Ritratto di Andrea Caramanna
Autore Andrea Caramanna :: 22 Maggio 2014

Il rifiuto della partecipazione è inviato ai direttori del festival Gilles Jacob e Thierry Fremaux attraverso una videolettera, che, sì provocatoriamente, inizia con lo stemma del Festival e il nome storpiato “Cannes” che diventa “Khan Khannes”

Jean-Luc Godard

Mentre l’ottanta novanta per cento dei media forse non sa neanche chi è Jean-Luc Godard, chi lo conosce anche un poco può intuire come il fatto che non abbia raggiunto Cannes non ha niente a che vedere con presunte polemiche nei confronti del festival. O meglio, i festival fanno parte del sistema dei media contemporanei e Godard usa attivamente i media, non può lasciarsi schiacciare da essi. La sua non partecipazione è del tutto consapevole, però si ha anche la sensazione che ormai i media siano quel mostro in grado di trangugiare qualsiasi evento, cosicché sia la presenza sia l’assenza di un personaggio famoso ad un Festival del Cinema sono cavalcati con lo stesso impeto (tirando fuori aggettivi come “provocatore” ecc.) e la totale nonchalance (o totale indifferenza). Il gesto di Godard quindi assume pochissima valenza perché la maggior parte dei consumatori pensa che la versione offerta loro dai media sia quella esatta: i consumatori non si pongono minimamente il problema che anche un gesto come quello di Godard fa parte della sua opera, del suo pensiero politico, che è sempre vivo fin da quando ha mosso i primi passi nel cinema alla fine degli anni Cinquanta. E mai nessuno glielo spiegherà.

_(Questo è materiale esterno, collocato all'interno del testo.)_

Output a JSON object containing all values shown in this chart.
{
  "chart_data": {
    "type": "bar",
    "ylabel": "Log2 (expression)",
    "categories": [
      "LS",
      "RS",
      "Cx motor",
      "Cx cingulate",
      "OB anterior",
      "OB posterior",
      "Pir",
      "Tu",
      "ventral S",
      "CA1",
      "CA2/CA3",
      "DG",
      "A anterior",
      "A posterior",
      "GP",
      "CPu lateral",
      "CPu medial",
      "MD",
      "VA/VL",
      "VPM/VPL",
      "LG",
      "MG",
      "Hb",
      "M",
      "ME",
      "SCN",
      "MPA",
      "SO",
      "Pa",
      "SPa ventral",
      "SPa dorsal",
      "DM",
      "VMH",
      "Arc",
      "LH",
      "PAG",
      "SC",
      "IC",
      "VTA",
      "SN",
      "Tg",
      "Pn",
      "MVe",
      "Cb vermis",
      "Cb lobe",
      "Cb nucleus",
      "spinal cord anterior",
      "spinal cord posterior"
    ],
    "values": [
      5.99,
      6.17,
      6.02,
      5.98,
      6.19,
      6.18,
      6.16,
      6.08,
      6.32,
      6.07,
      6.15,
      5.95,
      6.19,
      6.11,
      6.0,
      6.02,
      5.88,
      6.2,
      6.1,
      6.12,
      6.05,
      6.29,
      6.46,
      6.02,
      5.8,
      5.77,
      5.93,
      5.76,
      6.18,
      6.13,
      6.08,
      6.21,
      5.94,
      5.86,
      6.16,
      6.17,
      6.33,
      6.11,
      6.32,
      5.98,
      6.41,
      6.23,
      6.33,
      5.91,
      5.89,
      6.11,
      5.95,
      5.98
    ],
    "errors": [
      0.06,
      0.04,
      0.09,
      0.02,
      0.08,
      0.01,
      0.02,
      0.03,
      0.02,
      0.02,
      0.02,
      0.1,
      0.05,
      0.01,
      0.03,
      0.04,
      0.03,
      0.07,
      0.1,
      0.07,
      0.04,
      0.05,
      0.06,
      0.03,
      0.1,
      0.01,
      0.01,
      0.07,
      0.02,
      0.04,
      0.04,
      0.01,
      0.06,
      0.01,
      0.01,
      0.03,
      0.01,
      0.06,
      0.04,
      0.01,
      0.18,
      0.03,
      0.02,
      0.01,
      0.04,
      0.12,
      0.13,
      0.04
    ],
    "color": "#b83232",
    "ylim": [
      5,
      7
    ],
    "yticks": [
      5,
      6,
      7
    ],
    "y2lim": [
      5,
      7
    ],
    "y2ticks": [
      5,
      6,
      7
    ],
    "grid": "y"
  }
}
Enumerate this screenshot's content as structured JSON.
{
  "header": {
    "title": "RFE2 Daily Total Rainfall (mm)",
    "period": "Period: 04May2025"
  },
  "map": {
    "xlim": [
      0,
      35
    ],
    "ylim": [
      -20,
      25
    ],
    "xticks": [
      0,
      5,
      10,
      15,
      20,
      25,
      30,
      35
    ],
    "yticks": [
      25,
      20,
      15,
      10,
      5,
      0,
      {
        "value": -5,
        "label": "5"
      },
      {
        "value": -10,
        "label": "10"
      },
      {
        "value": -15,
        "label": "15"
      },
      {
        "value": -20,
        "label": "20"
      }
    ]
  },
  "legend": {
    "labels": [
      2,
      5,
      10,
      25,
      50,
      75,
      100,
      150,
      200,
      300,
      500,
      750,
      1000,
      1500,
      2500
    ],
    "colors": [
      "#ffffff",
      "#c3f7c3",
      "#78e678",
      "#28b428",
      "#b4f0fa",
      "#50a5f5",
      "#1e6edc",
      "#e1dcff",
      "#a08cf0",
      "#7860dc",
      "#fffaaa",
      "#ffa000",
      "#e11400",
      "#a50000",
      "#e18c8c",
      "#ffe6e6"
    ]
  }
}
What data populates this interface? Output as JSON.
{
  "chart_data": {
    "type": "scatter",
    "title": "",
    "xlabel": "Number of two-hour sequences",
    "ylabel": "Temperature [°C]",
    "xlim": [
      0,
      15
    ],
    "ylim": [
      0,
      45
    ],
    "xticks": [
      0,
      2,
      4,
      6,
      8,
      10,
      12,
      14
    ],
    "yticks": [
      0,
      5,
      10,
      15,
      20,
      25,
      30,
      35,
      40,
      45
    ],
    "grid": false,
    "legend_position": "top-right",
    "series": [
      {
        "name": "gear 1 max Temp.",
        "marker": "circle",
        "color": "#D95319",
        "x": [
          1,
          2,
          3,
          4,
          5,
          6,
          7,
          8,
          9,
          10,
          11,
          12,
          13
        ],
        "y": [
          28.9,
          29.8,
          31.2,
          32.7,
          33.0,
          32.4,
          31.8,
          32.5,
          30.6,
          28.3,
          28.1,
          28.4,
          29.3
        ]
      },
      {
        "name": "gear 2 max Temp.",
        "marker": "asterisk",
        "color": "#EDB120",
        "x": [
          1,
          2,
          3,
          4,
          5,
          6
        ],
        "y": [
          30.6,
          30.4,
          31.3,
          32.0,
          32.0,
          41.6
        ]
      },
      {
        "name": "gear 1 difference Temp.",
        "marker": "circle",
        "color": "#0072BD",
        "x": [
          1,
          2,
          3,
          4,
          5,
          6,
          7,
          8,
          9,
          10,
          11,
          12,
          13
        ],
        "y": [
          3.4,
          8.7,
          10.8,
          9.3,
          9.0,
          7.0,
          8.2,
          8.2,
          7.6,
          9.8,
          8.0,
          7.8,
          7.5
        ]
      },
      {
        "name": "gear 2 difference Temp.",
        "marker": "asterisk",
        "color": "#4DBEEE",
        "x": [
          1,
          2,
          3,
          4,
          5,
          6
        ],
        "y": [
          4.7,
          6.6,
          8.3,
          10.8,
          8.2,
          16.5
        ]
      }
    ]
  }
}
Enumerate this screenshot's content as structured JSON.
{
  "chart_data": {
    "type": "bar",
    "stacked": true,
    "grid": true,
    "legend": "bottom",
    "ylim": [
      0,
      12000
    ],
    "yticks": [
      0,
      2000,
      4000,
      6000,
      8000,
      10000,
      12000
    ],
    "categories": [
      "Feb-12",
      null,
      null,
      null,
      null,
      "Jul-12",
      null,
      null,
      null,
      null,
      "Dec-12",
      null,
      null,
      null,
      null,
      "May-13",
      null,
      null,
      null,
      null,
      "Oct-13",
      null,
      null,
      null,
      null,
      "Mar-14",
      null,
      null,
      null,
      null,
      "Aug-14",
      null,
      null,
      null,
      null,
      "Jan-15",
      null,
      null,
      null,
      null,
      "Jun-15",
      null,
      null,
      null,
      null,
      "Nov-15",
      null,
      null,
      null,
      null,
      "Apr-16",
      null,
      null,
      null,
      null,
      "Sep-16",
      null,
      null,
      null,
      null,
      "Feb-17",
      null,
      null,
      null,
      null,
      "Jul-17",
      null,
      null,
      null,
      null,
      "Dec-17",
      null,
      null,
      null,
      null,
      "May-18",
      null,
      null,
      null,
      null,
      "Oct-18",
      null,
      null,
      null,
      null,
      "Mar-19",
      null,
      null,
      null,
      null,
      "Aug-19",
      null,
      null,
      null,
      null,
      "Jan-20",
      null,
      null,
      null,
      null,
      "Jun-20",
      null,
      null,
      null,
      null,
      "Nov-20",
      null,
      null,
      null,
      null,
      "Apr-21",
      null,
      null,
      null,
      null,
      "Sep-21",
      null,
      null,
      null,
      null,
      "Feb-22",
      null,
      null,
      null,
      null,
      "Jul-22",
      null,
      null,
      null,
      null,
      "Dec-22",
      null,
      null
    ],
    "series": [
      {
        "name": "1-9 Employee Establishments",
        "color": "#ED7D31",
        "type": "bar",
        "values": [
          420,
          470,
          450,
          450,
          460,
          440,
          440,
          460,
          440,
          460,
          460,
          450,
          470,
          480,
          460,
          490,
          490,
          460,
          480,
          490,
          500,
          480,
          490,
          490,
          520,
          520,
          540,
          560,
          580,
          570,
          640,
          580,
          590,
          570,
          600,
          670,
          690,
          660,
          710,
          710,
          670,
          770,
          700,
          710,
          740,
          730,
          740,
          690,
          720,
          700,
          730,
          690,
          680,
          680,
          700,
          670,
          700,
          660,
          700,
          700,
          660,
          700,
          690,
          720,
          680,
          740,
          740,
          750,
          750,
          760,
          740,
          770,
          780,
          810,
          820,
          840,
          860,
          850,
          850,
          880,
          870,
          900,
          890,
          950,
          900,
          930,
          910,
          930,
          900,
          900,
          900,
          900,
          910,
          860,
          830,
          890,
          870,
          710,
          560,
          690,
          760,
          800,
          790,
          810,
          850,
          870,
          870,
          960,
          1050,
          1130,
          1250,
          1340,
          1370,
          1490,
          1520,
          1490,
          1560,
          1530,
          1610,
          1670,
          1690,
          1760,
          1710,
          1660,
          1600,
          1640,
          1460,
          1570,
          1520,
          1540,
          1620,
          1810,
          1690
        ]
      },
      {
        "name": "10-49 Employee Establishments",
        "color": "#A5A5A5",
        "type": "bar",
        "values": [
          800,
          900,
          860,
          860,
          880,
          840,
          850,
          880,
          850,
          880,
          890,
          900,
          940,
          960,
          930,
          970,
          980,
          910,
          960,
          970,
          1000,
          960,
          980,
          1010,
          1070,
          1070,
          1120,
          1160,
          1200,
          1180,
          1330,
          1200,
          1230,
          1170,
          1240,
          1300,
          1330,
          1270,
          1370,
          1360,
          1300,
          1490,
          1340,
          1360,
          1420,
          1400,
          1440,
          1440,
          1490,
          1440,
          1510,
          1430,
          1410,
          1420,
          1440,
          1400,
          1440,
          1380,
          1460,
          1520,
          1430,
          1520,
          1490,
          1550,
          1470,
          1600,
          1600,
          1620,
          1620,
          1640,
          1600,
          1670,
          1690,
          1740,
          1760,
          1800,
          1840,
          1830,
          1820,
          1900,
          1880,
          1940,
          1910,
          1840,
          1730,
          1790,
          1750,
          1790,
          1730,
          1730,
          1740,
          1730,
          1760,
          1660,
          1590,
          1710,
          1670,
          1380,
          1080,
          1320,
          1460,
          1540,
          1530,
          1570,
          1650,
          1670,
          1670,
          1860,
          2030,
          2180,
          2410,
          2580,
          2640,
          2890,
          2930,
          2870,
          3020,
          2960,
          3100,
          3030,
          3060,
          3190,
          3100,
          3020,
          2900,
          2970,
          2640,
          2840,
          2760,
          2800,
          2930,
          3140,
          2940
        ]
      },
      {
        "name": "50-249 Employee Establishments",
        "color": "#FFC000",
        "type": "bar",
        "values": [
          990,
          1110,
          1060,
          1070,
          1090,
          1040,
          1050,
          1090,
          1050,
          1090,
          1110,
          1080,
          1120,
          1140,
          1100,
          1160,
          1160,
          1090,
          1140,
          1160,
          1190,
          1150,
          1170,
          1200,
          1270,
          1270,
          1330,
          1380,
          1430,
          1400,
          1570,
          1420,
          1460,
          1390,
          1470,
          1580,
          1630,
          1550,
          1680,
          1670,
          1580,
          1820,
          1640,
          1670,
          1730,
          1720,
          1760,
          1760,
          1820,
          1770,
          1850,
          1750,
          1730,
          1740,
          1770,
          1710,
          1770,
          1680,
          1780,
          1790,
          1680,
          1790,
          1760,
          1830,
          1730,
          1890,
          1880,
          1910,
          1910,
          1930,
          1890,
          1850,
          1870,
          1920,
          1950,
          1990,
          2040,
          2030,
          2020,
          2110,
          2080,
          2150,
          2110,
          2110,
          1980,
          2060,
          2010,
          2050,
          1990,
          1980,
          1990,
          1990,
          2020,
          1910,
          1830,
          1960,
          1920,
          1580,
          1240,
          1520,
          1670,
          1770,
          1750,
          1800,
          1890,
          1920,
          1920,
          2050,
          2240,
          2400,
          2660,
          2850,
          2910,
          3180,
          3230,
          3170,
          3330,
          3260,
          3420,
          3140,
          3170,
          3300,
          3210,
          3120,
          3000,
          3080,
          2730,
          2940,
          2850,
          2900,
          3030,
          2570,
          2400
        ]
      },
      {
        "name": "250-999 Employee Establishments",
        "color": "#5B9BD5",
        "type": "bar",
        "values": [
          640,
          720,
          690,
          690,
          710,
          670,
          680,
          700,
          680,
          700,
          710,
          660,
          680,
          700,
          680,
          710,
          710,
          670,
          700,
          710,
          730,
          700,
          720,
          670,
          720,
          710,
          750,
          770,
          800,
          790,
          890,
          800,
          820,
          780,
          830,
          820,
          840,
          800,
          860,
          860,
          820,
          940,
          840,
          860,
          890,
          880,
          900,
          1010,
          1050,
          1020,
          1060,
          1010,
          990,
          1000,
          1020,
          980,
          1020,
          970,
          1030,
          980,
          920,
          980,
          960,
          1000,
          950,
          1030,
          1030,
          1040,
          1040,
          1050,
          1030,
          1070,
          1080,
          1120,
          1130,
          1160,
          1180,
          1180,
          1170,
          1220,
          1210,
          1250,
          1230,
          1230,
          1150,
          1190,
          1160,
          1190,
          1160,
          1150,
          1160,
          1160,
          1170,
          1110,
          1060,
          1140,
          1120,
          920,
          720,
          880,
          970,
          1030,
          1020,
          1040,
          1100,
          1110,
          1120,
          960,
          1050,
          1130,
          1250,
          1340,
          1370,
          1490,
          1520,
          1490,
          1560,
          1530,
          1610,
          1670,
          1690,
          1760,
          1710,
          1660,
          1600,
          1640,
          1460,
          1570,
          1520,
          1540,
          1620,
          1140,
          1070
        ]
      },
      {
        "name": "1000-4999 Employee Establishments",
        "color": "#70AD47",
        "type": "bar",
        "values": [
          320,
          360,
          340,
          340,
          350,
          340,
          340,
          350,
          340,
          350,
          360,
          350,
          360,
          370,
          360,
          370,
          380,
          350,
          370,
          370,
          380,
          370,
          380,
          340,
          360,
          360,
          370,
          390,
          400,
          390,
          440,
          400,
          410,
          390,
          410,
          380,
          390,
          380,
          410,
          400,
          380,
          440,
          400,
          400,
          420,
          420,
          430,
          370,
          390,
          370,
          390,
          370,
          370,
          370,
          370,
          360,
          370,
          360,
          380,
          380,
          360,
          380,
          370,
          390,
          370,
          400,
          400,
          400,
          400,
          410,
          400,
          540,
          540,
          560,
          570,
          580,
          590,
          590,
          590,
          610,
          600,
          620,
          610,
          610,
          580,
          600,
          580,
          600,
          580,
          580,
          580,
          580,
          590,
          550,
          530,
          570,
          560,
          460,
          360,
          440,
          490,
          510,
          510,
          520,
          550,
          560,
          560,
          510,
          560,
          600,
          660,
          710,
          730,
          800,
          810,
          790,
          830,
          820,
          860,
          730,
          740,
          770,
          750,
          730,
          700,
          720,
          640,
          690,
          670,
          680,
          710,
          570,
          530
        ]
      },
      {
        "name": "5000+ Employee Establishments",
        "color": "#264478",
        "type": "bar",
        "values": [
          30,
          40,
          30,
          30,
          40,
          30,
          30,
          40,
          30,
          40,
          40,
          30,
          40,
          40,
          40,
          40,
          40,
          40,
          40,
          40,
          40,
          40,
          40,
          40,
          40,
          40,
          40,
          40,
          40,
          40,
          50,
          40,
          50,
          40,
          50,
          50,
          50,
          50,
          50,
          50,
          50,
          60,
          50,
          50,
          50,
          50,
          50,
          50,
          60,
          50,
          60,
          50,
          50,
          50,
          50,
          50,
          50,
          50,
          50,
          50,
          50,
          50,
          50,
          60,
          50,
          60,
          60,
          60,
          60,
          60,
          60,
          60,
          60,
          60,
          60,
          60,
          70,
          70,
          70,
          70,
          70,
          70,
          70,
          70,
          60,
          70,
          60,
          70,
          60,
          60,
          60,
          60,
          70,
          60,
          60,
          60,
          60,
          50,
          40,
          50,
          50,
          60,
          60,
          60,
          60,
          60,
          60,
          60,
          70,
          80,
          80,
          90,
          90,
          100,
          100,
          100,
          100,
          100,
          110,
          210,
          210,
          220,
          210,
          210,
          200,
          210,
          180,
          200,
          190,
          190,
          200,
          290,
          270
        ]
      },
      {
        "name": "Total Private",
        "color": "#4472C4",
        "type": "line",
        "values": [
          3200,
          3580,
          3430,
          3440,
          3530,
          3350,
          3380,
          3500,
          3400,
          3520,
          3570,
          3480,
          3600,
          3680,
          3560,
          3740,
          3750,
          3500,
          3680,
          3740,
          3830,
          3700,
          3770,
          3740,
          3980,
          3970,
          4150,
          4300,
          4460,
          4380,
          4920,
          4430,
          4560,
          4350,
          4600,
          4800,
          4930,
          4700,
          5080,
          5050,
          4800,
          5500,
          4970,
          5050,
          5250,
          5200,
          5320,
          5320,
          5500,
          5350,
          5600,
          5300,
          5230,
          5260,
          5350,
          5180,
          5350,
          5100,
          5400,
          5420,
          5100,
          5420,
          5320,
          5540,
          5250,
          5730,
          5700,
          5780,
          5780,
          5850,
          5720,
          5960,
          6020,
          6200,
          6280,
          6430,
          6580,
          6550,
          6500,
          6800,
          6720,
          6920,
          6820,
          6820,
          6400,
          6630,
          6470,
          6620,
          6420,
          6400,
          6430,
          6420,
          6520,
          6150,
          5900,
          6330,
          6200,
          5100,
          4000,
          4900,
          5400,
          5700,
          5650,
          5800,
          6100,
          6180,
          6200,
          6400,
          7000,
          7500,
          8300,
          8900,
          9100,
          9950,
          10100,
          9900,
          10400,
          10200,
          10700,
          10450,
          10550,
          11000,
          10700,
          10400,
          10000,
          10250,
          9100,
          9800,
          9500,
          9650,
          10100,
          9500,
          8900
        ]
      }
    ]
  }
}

Il rifiuto della partecipazione è inviato ai direttori del festival Gilles Jacob e Thierry Fremaux attraverso una clip, che, sì provocatoriamente, inizia con lo stemma del Festival e il nome storpiato “Cannes” che diventa “Khan Khannes” e sotto invece di “Selezione ufficiale 2014”, troviamo “Selezione naturale 2014”

Ecco la prima parte della lettera

“Miei cari Presidente, Direttore del Festival, miei cari colleghi. Ancora una volta, vi ringrazio per avermi invitato al Festival, ma, lo sapete, non faccio parte del sistema della distribuzione da molto tempo e non mi trovo esattamente dove voi pensate io sia. Per ora sto seguendo un altro percorso. Ho abitato altri luoghi, alcuni per anni, o per pochi secondi, sotto la protezione dell’entusiasmo per un film; sono andato e stato”.

Poi la clip continua con Godard che parla attraverso le citazioni dei suoi film Alphaville, King Lear, di Hannah Arendt e Jacques Prevert.